The study was conducted as a case–control study on women attending the Obstetrics' and Gynaecology Clinics at King Khalid University Hospital (KKUH), Riyadh. The study protocol was approved by the Institutional Review Board at the College of Medicine, King Saud University, Riyadh, Saudi Arabia (Committee Reference Number: E-10-132 and E-14-1295). The aim of this study was clearly explained in Arabic, and informed consent was obtained. Only those females who volunteered were enrolled in the survey. Each subject included in the study was required to sign an informed consent form. The patients with RPL were recruited from the “Recurrent Abortion Clinic” at KKUH, and the inclusion criteria were as follows: women suffering from three or more consecutive spontaneous miscarriage. Exclusion criteria included non-Saudi females, females suffering from any major illness (insulin-dependent diabetes mellitus, congenital heart disease, renal disease, cardiovascular disease, and systemic lupus erythamatosus (SLE)), women with any risk factor for RPL (inborn errors of metabolism, kidney disease, congenital heart disease, etc.), and cervical incompetence. All miscarriage cases with a chromosomal abnormality or congenital malformation were also excluded from the study. The PTD patients were recruited from the delivery room. The inclusion criteria were women who delivered spontaneously before the 37th week of gestation in this last pregnancy.

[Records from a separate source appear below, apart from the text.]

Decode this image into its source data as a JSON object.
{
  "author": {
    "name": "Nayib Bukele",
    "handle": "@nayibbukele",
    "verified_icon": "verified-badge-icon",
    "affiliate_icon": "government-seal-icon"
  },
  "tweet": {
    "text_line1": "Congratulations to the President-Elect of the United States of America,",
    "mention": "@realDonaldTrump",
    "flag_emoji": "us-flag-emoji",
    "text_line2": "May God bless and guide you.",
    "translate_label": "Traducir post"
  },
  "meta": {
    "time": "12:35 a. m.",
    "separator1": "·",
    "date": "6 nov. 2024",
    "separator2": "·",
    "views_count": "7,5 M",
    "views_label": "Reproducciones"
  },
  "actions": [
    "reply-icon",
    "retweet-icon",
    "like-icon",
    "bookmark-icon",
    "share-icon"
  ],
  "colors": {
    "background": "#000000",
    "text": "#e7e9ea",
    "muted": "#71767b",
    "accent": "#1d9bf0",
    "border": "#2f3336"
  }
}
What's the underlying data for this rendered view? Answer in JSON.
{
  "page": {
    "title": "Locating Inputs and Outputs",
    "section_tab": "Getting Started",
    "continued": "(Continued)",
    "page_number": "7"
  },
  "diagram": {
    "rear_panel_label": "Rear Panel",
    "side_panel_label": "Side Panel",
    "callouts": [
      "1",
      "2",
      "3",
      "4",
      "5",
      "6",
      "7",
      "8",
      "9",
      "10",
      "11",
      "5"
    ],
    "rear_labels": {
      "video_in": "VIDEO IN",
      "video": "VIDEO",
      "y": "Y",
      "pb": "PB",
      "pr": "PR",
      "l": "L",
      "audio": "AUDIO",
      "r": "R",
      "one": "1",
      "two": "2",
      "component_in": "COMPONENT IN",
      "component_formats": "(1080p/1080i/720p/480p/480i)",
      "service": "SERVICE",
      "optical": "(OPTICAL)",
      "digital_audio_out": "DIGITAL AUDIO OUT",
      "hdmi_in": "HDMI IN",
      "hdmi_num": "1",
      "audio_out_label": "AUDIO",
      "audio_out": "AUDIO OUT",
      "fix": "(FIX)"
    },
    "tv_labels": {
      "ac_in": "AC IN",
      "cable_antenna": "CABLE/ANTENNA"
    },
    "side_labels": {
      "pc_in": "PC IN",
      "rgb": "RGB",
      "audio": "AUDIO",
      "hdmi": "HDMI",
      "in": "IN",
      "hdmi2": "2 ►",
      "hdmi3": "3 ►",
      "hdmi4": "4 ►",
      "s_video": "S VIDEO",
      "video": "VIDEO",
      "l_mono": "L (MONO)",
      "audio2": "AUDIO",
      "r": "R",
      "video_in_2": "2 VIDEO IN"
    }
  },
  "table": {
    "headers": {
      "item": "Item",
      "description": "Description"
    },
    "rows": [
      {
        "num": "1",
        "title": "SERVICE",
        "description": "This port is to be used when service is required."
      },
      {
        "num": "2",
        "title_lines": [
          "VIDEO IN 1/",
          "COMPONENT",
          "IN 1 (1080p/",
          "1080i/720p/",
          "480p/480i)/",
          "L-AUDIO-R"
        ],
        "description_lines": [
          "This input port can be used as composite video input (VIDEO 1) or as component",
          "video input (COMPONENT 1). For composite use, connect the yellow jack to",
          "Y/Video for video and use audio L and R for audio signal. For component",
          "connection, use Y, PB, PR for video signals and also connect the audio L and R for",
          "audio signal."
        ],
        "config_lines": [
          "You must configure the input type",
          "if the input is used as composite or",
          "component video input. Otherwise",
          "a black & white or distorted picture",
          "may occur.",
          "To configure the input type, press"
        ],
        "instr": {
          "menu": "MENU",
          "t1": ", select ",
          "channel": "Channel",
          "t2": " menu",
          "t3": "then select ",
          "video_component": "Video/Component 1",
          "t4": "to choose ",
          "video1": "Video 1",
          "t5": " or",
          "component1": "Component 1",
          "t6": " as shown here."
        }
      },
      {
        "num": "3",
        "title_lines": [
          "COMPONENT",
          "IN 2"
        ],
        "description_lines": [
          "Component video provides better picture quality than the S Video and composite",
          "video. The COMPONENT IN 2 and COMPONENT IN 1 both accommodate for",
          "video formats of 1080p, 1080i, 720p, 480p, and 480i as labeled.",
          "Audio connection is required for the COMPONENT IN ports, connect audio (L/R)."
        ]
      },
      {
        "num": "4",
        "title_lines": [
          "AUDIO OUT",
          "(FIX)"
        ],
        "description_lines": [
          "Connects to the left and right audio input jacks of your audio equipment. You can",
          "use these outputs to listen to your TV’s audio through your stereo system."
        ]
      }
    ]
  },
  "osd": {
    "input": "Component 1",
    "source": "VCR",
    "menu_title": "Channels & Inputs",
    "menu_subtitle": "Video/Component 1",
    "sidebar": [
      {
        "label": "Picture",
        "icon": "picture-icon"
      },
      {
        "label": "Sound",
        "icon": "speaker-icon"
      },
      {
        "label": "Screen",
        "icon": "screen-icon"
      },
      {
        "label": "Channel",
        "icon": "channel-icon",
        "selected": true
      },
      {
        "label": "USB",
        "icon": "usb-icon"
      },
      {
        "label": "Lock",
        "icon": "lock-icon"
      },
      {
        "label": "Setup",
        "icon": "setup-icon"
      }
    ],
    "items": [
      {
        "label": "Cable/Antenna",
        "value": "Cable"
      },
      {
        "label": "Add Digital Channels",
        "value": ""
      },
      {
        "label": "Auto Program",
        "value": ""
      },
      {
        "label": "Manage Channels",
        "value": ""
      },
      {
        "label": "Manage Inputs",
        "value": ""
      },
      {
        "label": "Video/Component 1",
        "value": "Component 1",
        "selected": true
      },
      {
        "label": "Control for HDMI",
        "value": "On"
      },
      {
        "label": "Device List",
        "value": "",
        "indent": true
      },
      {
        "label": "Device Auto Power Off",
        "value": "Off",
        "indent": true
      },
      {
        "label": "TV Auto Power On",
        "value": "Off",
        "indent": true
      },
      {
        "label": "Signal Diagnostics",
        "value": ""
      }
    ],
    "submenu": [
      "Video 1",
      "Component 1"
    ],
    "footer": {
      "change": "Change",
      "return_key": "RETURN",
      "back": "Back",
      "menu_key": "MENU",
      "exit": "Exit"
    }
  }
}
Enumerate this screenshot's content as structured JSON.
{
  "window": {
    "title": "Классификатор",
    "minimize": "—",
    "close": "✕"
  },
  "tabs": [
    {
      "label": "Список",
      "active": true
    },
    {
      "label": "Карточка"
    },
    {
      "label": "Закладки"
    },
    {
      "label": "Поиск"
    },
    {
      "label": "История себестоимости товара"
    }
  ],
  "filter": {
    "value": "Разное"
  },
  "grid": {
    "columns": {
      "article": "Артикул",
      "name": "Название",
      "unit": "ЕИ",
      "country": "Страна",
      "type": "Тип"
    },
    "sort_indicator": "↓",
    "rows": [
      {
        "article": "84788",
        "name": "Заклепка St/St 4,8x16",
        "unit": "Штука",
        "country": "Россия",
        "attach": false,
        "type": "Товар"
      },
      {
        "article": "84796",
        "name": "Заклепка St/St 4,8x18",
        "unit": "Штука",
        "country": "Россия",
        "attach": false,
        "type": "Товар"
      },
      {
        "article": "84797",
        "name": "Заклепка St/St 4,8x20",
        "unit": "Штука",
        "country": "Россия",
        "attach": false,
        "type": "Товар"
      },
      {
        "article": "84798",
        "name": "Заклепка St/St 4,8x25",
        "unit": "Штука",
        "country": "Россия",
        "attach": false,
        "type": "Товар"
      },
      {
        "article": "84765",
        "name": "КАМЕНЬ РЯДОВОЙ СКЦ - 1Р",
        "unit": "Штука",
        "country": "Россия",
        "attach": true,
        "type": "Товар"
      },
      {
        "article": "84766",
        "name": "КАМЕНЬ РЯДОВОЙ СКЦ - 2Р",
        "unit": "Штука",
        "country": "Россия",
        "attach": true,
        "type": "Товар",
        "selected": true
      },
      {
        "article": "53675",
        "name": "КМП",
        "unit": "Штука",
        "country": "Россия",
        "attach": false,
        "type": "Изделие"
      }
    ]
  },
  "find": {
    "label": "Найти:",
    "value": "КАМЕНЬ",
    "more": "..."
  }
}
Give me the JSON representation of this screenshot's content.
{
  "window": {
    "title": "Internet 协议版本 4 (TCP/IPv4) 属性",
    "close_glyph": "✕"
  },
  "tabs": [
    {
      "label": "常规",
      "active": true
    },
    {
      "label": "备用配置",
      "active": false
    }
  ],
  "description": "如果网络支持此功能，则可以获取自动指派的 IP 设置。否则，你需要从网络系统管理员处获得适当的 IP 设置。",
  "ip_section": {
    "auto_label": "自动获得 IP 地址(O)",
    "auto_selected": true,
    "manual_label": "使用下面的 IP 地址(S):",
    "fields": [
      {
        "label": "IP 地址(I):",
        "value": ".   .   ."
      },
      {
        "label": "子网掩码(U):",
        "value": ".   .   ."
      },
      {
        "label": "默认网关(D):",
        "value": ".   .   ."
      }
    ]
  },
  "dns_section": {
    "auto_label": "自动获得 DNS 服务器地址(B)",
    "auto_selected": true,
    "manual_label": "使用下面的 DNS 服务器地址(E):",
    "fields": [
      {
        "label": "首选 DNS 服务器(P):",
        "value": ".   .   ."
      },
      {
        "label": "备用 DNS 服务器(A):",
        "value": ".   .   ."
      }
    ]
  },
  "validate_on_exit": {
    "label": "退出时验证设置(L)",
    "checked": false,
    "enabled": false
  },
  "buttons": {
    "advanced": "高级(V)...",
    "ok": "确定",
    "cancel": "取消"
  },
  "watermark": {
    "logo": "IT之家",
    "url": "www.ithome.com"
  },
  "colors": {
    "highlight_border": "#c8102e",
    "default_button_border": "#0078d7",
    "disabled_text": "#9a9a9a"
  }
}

The exclusion criteria were placenta previa, multiple pregnancies, preeclampsia, infections, and babies born with any malformation. (As a policy at KKUH, all patients with PTD have vaginal swap examination, and infection was not reported in any of the women included in this study). The control group was recruited from the delivery room, with full-term spontaneous delivery and no previous history of RPL or PTD. The controls were matched with the patients in terms of age and BMI. Parental karyotyping was done to exclude balanced chromosomal aberration in all cases. The study included a total of 309 women, namely, 105 suffering from RPL, 54 had PTD, and 150 were the controls without RPL or PTD. Of these, nine women were not included in this study. Five of these did not satisfy the inclusion criteria (only one miscarriage) and 4 satisfied the exclusion criteria (non-Saudis = 2, placenta previa = 1, multiple pregnancies = 1).

Essential demographic data were recorded for all the women on specially designed forms. The clinical data were collected for the PTD and RPL patients.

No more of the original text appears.